E poi, successivamente, qualcuno potrebbe ricevere quel pacchetto di distribuzione J2K e aver bisogno di trasformarlo in un altro pacchetto di distribuzione o di convertirlo in "distribuibili". 
In questo senso, potrebbero prendere un pacchetto IMF J2K senza perdite e creare mezzanine ABR da quello. 
Il nostro valore aggiunto non è solo fornire le trasformazioni, ma anche automatizzare l'intero processo ".
Quando si discute di file rispetto a live, la maggior parte concorda sul fatto che J2K in un contesto di file è lo standard de facto per il contributo basato su file. 
Fa parte dello standard DCP per il cinema e dello standard FMI per la trasmissione televisiva. 
Oltre a ciò, in termini di visivamente senza perdita di dati, ProRes sarebbe probabilmente l'altro comune che vedi per il contributo dei contenuti, in particolare con iTunes / Apple TV. 
Molti professionisti prendono comunemente master J2K e li convertono in ProRes XQ per la consegna a determinati fornitori, in particolare Apple.

G&D rimane fedele al suo codec fatto in casa perché guarda il contenuto attraverso i frame per evitare la perdita di immagini.

"Tutti i sistemi di compressione G&D KVM, indipendentemente dal fatto che si utilizzi CAT o cavi in ​​fibra ottica o anche reti IP, trasmettono i dati con una qualità pixel perfetta e senza perdite", ha affermato Milde. "Sin dall'inizio, G&D ha sviluppato internamente la sua tecnologia di compressione video multi-livello HDIP."

Il tipo di compressione senza perdita impiegata dipende dall'utente

In definitiva, il tipo di compressione senza perdita impiegato dipende dall'utente e da ciò che sta cercando di ottenere.

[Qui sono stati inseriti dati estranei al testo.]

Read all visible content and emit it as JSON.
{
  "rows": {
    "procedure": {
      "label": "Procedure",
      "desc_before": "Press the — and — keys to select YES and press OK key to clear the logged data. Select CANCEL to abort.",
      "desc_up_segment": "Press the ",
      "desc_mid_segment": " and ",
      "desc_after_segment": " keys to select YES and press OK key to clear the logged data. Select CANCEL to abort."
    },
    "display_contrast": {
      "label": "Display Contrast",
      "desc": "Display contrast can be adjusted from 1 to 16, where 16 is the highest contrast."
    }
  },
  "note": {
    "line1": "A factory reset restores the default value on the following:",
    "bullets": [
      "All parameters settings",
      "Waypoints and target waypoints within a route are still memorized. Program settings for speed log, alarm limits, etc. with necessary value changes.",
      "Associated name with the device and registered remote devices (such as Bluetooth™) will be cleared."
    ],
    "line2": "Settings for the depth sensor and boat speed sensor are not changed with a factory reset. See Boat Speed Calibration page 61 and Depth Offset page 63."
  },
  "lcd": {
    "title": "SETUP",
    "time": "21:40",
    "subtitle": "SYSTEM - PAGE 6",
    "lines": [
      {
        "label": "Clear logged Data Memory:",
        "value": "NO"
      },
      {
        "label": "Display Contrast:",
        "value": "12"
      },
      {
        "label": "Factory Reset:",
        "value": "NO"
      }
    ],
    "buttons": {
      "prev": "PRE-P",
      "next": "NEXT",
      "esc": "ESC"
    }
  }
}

Anche il modello di business è importante, vuoi una qualità migliore o più canali?

"È importante rendersi conto che a volte si desidera una quantità di compressione o perdita solo per avere velocità di dati più prevedibili", ha detto Carnahan di Telestream. Il problema con un vero codec di perdita è che, a quel punto, non hai il controllo della velocità. Se si tratta di immagini complesse, ci vorranno solo più bit, punto. 
Nella maggior parte dei sistemi in tempo reale, come un sistema di modifica, è necessario disporre di una certa prevedibilità nel bit rate. Con i codec intermedi con bit rate più alto, sei in prossimità di un rapporto di compressione di cinque a uno, quindi puoi praticamente fare 5: 1 per la maggior parte dei filmati senza alcuna perdita effettiva ".